Vaccines have an important role in the control and prevention of bacterial meningitis. Vaccines against N. meningitidis, H. influenzae, and S. pneumoniae are currently available, but the protection afforded by each vaccine is specific to each bacterium and restricted to some of the serogroups or serotypes of each bacterium.
For example, vaccines are currently available to prevent H. influenzae infections due to
serotype b (Hib) but not those infections due to other serotypes or unencapsulated organisms (i.e. nontypeable H. influenzae).
In addition to establishing a diagnosis, an important role for the laboratory, therefore, is to determine the bacteria and serogroups/serotypes that are causing meningitis in a community.
In industrialized countries, routine use of polysaccharide-protein Hib conjugate vaccines for immunization of infants has almost eliminated Hib meningitis and other forms of severe Hib disease. Several studies in developing countries have corroborated these finding.

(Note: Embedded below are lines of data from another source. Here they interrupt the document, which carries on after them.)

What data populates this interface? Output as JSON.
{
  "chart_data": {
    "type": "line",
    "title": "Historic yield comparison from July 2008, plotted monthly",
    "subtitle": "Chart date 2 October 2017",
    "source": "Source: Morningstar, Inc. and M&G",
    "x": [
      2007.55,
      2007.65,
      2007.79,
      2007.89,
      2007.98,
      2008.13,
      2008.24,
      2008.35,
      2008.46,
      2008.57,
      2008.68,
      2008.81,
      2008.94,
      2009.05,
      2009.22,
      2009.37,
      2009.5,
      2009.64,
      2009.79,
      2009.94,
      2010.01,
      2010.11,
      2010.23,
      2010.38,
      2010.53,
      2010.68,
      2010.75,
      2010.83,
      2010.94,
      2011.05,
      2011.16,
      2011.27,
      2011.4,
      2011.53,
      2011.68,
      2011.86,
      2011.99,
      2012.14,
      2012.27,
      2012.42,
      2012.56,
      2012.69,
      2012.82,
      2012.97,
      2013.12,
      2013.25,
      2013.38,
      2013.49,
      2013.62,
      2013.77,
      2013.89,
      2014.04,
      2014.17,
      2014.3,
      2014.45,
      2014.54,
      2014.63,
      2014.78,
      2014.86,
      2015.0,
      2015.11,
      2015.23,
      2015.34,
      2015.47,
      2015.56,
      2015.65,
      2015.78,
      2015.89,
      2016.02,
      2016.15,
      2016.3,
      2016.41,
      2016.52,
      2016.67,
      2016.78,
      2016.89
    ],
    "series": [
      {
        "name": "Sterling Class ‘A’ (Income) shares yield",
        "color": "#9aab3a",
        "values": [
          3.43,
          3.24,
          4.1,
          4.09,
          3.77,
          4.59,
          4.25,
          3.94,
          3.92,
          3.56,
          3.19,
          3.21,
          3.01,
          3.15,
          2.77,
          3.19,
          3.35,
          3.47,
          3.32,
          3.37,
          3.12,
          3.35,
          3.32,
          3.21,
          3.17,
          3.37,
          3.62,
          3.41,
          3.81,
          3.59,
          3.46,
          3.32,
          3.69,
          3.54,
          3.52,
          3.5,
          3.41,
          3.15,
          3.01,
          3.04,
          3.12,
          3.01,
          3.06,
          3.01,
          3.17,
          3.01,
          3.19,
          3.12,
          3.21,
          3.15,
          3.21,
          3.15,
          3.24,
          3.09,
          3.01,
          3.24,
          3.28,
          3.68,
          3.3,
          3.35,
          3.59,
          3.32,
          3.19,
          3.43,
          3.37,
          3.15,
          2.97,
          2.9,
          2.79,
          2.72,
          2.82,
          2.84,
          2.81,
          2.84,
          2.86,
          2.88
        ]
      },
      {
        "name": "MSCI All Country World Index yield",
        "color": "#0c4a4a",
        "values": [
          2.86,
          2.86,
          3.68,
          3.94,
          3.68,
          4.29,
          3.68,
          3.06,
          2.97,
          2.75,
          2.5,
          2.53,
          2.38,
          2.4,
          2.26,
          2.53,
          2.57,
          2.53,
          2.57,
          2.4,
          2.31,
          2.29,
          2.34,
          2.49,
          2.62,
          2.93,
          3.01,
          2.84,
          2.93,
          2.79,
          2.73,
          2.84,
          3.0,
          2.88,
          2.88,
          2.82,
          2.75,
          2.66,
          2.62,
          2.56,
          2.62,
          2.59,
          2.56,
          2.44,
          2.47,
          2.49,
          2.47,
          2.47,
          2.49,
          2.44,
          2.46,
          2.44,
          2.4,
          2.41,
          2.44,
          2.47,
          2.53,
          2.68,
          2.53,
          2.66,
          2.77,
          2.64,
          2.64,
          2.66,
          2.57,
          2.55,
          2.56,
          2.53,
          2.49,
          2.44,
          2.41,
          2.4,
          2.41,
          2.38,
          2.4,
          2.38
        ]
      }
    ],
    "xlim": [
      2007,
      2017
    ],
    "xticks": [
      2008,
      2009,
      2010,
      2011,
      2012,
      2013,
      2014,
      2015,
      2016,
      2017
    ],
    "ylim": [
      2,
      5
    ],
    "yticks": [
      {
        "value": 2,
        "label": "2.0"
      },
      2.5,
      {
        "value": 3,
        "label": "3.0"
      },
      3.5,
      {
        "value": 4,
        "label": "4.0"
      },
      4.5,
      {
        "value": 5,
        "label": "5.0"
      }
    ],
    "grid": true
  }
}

Pneumococcal polysaccharide vaccines have been used to prevent disease in the elderly and in persons with chronic illnesses that may impair their natural immunity to pneumococcal disease.
Meningococcal polysaccharide vaccines are generally used in response to epidemics and for the prevention of disease in overseas travellers although other uses are currently under investigation.
In addition to the existing armamentarium of vaccines, new generation vaccines against meningococcal and pneumococcal disease are under development and evaluation.
These vaccines may provide a high degree of protection and broad coverage in all age groups. Until these vaccines become widely available, the current vaccines should be used appropriately and efficiently.
Use of any of these vaccines will require laboratory identification of the agents causing disease in addition to epidemiological information about the age and risk groups that are most affected.